Before joining St John’s in October 2020, I was at the University of Birmingham for seven years as a Birmingham Fellow and then Reader in Philosophy. I was also previously a Fitzjames Research Fellow at Merton College, Oxford following a Jacobsen Fellowship at King's College London and the Institute of Philosophy. I studied for a PhD at Birkbeck, University of London with Dorothy Edgington and Fraser MacBride and hold a BA and MA in philosophy from the University of Leeds. I’m originally from North Derbyshire and I love running up hills.
I give tutorials throughout theoretical philosophy for students at St John’s. To date, that includes Introduction to Logic and General Philosophy for Prelims; Knowledge & Reality and Philosophy of Religion for Finals.
I vividly recall the logic lectures right at the start of my first year as an undergraduate. Like all first-year philosophers, we learned how to formalise arguments from English, before using truth-tables and natural deduction to check them for validity. I’d never seen anything like it. It seemed to me almost like magic, how these weird symbols could be used to reveal something so deep about something so familiar. That feeling’s never left me; perhaps my favourite philosophical genre turns on the conflicts and tensions that arise from regimenting familiar phenomena with the precision of formal logic. I love being a custodian of this knowledge and helping new philosophy students experience the magic for themselves.
My research lies at the intersection of metaphysics with philosophy of language and philosophy of logic. I’m especially interested in objecthood and identity, as well as in understanding the influence and limits of the formal tools used to formulate metaphysical theories. Much of my current research involves higher-order languages. These are formal languages that use new devices of generalisation to extend the languages taught in introductory logic and widely employed throughout metaphysics. I like to ask metaphysical questions about higher-order languages and to apply those languages within mainstream analytic metaphysics. I’m interested in higher-order languages in part because they allow us to express highly general questions about reality’s structure directly, whereas more orthodox languages are restricted to questions about surrogates or proxies for that structure. Another nice feature of higher-order languages is that we can use them to reformulate some long-standing metaphysical debates – for example, about the nature of properties, relations, propositions, facts, and possibility – in a way that delivers a fruitful new perspective on old, intractable problems.
What inspired me?
With the benefit of hindsight, I guess I’ve always been interested in slightly weird, abstract questions we don’t seem to know how to address, or that don’t obviously make sense, or that just feel a bit intangible, ephemeral, or otherwise hard to express. It turns out that philosophy is full of such questions. I was lucky at school to have a physics teacher who encouraged my interests and pointed me in the right direction. That led me to study philosophy as an undergraduate and I was hooked straight away.
Awards and distinctions
Winner of the Sanders Prize for Metaphysics, 2012.

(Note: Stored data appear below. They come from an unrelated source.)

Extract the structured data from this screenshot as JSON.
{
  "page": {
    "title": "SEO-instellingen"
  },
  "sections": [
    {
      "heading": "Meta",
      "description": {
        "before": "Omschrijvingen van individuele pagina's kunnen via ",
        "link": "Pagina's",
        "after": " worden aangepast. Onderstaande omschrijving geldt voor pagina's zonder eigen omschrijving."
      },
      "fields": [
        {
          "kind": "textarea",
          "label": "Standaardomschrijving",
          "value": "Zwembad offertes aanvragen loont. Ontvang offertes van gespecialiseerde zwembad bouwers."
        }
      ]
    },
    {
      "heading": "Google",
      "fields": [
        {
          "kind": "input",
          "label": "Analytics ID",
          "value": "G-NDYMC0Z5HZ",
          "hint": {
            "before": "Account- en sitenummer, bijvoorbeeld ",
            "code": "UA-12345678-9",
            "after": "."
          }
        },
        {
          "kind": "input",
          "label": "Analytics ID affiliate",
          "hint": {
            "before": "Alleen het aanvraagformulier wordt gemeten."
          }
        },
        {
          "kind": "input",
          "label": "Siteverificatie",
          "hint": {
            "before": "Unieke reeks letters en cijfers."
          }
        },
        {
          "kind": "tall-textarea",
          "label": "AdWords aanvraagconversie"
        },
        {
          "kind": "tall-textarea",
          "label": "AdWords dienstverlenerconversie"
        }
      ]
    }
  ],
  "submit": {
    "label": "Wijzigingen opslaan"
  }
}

AHRC Leadership Fellowship on 'Higher-Order Metaphysics', 2017–19.
Executive Committee of the Aristotelian Society, 2017–21.
Visiting Fellow at ConceptLab, Oslo, 2018.
Managing Editor for Ergo: An Open Access Journal of Philosophy, 2019–ongoing.
‘Unrestricted quantification and the structure of type theory’ in Philosophy and Phenomenological Research. Published online August 2019. Co-authored with Salvatore Florio. Published (open access).
‘How to unify’ in Ergo: An Open Access Journal of Philosophy (2018) 5: 31: 816–842. Published (open access).